One of the ways NASA researches tropical cyclones is using infrared data that provides temperature information. Cloud top temperatures identify where the strongest storms are located. The stronger the storms, the higher they extend into the troposphere, and the colder the cloud temperatures.

On Nov. 18 at 4:59 UTC (Nov. 17 at 11:59 p.m. EST) NASA's Aqua satellite analyzed the storm using the Atmospheric Infrared Sounder or AIRS instrument. The AIRS imagery showed the strongest storms circling the center of circulation, and over the northeastern side of Luzon, northern Philippines. In those areas, AIRS found coldest cloud top temperatures as cold as or colder 210 Kelvin minus 81 degrees Fahrenheit (minus 63.1 degrees Celsius). NASA research has shown that cloud top temperatures that cold indicate strong storms that have the capability to create heavy rain.

Tropical cyclones do not always have uniform strength, and some sides have stronger sides than others, so knowing where the strongest sides of the storms are located helps forecasters. NASA then provides data to tropical cyclone meteorologists so they can incorporate it in their forecasts.
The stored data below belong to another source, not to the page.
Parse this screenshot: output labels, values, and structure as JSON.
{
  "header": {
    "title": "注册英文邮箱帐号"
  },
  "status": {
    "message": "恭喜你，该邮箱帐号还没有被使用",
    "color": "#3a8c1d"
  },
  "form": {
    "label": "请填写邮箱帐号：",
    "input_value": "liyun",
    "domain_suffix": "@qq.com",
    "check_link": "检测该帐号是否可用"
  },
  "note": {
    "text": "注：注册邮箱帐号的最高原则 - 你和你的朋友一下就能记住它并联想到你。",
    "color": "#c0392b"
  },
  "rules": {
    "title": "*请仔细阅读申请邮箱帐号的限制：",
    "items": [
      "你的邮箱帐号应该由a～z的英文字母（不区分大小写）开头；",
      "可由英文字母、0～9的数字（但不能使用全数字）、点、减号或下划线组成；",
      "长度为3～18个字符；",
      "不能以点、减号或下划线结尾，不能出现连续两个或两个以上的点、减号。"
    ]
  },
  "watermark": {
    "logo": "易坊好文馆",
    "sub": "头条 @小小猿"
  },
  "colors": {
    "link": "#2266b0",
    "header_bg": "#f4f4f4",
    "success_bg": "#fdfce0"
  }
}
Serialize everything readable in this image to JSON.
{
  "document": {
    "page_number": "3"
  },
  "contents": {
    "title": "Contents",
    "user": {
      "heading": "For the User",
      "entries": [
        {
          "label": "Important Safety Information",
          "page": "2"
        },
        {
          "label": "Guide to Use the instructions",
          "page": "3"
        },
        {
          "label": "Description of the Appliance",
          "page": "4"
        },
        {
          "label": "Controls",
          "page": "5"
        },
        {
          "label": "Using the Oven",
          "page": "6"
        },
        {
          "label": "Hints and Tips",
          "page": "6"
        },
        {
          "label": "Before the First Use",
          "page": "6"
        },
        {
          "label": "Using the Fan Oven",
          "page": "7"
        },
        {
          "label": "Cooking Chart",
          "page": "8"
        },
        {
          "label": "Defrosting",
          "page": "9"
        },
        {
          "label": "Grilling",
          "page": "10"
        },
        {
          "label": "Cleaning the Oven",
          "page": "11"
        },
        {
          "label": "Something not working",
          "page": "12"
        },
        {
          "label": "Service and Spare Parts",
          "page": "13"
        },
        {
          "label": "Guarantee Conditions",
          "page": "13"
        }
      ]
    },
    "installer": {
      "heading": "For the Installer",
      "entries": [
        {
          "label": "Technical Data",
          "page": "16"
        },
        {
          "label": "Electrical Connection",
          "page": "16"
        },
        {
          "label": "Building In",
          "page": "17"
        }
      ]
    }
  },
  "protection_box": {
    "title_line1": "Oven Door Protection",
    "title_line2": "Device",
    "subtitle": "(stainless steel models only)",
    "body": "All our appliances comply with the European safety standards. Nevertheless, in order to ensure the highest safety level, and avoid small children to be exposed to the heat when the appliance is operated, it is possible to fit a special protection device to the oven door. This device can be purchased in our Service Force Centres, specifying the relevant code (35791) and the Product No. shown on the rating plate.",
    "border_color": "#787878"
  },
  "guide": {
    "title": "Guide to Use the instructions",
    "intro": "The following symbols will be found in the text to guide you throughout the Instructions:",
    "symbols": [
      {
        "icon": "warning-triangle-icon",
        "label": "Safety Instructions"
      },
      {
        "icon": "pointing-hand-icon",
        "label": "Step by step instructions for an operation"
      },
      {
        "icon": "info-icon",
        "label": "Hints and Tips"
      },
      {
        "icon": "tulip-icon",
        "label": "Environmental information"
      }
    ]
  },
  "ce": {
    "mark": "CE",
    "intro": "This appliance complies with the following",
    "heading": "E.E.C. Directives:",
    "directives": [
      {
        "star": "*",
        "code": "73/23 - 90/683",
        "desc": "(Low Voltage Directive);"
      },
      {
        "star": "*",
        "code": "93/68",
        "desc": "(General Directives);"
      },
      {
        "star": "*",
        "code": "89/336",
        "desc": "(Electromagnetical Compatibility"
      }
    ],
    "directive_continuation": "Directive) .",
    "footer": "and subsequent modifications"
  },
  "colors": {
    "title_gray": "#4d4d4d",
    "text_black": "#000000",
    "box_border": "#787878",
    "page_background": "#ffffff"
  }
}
At 10 a.m. EST (1500 UTC) on Nov. 19, the Joint Typhoon Warning Center or JTWC noted that the center of Kalmaegi was located near latitude 18.9 degrees north and longitude 123.0 degrees east. That puts the center about 282 nautical miles north-northeast of Manila, Philippines. Maximum sustained winds were near 75 knots (86 mph/139 kph).

Kalmaegi is turning into a westerly then southwesterly course, rounding the northern areas of Luzon. The storm will start to weaken as it moves southwest into the South China Sea.

Typhoons and hurricanes are the most powerful weather event on Earth. NASA's expertise in space and scientific exploration contributes to essential services provided to the American people by other federal agencies, such as hurricane weather forecasting.

The AIRS instrument is one of six instruments flying on board NASA's Aqua satellite which launched on May 4, 2002.